Das Führungsprinzip à la Hirte hat einen weiteren Vorteil: Es sorgt für absolute Wendigkeit im Team. Mitarbeiter, die von echten Könnern unter den Hirten geführt werden, warten niemals auf Befehle von oben. Sie agieren eigenständig und proaktiv auf die jeweilige Situation. Diese Beweglichkeit kann jedoch nur entstehen, wenn die Führungskraft die kollektive Führung zulässt, wünscht und das Terrain entsprechend vorbereitet. Kollektive Führung bedeutet dabei nicht, Verantwortung abzugeben oder ganz abzuschaffen. Ganz im Gegenteil, der Hirte ist final verantwortlich für das Zusammenbleiben seiner Herde. Verantwortlich dafür, mit seinem Team den richtigen Weg zu wählen und auf diesem zu bleiben. Er wird die Herde auch hin und wieder leicht anstoßen müssen, wenn sie vom Weg abkommt oder auf Gefahren zuläuft.
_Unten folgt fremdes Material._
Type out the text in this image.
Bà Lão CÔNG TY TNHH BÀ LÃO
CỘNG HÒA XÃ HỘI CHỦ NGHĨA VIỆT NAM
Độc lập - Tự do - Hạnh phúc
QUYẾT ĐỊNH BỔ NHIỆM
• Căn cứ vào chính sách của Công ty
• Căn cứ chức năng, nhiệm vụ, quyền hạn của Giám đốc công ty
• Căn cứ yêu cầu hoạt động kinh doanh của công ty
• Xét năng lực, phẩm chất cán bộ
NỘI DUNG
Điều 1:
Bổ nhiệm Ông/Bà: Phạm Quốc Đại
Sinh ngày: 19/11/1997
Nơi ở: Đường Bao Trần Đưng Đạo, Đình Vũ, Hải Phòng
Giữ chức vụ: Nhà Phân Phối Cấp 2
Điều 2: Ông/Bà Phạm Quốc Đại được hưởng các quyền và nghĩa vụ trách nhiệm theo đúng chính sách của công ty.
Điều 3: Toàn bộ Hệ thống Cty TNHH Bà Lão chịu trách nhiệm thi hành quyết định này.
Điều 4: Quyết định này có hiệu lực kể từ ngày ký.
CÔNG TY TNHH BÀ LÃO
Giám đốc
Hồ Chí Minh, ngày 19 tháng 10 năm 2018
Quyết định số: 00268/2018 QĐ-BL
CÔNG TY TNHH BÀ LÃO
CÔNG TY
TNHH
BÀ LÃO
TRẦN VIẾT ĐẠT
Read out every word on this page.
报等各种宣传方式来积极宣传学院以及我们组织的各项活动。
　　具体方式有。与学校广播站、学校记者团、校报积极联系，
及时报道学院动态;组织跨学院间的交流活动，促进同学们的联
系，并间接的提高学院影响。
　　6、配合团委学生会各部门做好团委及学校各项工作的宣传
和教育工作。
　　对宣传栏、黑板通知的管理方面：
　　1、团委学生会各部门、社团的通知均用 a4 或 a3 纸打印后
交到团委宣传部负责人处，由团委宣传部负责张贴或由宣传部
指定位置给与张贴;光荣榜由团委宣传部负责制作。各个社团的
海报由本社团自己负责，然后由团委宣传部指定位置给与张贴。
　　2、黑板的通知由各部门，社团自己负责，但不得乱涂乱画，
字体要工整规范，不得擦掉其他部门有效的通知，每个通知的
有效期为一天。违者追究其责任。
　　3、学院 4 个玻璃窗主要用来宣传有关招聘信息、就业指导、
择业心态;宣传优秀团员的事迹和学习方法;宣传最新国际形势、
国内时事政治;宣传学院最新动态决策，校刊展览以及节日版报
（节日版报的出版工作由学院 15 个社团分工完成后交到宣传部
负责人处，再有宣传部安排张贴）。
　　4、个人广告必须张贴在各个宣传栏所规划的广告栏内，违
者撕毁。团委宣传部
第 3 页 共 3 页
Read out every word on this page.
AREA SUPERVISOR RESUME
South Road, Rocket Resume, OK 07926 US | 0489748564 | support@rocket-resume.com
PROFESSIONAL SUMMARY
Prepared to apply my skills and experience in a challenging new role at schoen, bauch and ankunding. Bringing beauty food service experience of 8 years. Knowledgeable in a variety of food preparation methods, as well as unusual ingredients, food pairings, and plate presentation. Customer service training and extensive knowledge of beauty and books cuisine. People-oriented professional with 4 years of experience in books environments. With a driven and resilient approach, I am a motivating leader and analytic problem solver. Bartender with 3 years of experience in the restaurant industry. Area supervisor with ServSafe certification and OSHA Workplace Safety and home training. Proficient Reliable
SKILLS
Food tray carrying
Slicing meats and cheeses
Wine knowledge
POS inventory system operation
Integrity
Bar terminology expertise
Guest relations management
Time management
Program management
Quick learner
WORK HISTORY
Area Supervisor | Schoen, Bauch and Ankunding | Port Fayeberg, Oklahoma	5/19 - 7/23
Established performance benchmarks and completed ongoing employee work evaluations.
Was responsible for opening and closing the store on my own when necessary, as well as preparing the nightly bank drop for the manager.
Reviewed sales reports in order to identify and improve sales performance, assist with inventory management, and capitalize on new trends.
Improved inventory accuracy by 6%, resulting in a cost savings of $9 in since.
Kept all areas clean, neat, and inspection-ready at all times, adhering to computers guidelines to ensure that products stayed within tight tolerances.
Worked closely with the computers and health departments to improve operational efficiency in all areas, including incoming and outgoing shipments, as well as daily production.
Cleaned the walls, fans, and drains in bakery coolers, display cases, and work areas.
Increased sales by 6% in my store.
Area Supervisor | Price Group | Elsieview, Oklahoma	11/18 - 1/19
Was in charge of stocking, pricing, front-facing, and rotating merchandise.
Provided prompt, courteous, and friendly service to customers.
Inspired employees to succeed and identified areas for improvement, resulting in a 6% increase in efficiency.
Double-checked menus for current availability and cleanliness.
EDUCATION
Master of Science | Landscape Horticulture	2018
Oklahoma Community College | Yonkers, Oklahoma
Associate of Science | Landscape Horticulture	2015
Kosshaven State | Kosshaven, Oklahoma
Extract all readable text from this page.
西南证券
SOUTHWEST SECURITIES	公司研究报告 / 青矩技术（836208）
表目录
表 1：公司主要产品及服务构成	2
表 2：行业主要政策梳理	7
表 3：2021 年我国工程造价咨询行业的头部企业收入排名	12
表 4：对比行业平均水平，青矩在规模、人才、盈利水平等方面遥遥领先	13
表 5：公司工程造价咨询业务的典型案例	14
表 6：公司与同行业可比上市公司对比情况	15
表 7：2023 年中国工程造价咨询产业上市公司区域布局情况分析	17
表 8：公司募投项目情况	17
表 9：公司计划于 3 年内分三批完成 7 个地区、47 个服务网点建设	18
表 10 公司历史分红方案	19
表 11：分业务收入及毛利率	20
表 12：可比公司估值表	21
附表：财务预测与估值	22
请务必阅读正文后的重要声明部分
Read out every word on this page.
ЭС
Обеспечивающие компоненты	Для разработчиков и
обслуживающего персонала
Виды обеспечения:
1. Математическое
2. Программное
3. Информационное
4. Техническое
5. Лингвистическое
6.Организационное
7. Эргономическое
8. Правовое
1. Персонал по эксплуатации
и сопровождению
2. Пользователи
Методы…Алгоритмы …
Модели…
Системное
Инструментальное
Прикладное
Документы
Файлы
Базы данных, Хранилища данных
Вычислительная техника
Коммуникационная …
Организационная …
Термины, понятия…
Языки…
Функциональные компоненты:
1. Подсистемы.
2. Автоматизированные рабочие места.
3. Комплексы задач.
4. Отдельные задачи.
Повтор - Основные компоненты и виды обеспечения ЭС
An die Spitze, seitwärts und zurück

Zur Klarstellung: Hirten als Führungskräfte entscheiden sich ganz bewusst für eine Führung aus dem Hintergrund. Trotzdem: Für eine gute Führungskraft im Sinne des Hirtenprinzips ist es nicht immer möglich, ausschließlich aus dem Hintergrund zu steuern. Der führungstechnisch begabte Hirte muss auch einem direkten Führen an der Spitze gewachsen sein. Speziell in Krisenzeiten. Dann hat die Führungskraft wendig und flexibel ihren Platz zu wechseln, ganz nach vorne zu treten, an die Spitze, und den Weg von hier aus zu weisen. Richtige Hirten können auch von der vordersten Front sehr raffiniert die weiteren Geschicke leiten. Sie bewegen sich mit Grandezza von hinten an die Spitze, verweilen ein wenig an der Seite „ihrer“ Herde und ziehen sich dann wieder beobachtend an die hintere Linie zurück.

Hirten braucht das Land

Es ist eindeutig: Die unternehmerischen Landschaften brauchen den Hirten-Führungscharakter. Leider werden Menschen, die sich für diesen neuen Führungsstil entschieden haben, oft übersehen. Auch in den Top-Führungskräfteprogrammen suchen wir auf den Prioritätenlisten Eigenschaften wie Demut oder die Fähigkeit, Macht zu teilen noch vergeblich. Heute total zu vernachlässigende Eigenschaften wie ein ständiges Ergreifen der Initiative in Meetings oder mit Wissen Auftrumpfen in Gesprächen werden fälschlicherweise immer noch als passende Indizien einer Führungskraft mit Potenzial gesehen. Diese Situation ruft nach einem klaren Wechsel von Gedanken und Taten. Deswegen die direkte Frage an Sie: Wie viele Hirten gibt es bereits in Ihrem Unternehmen?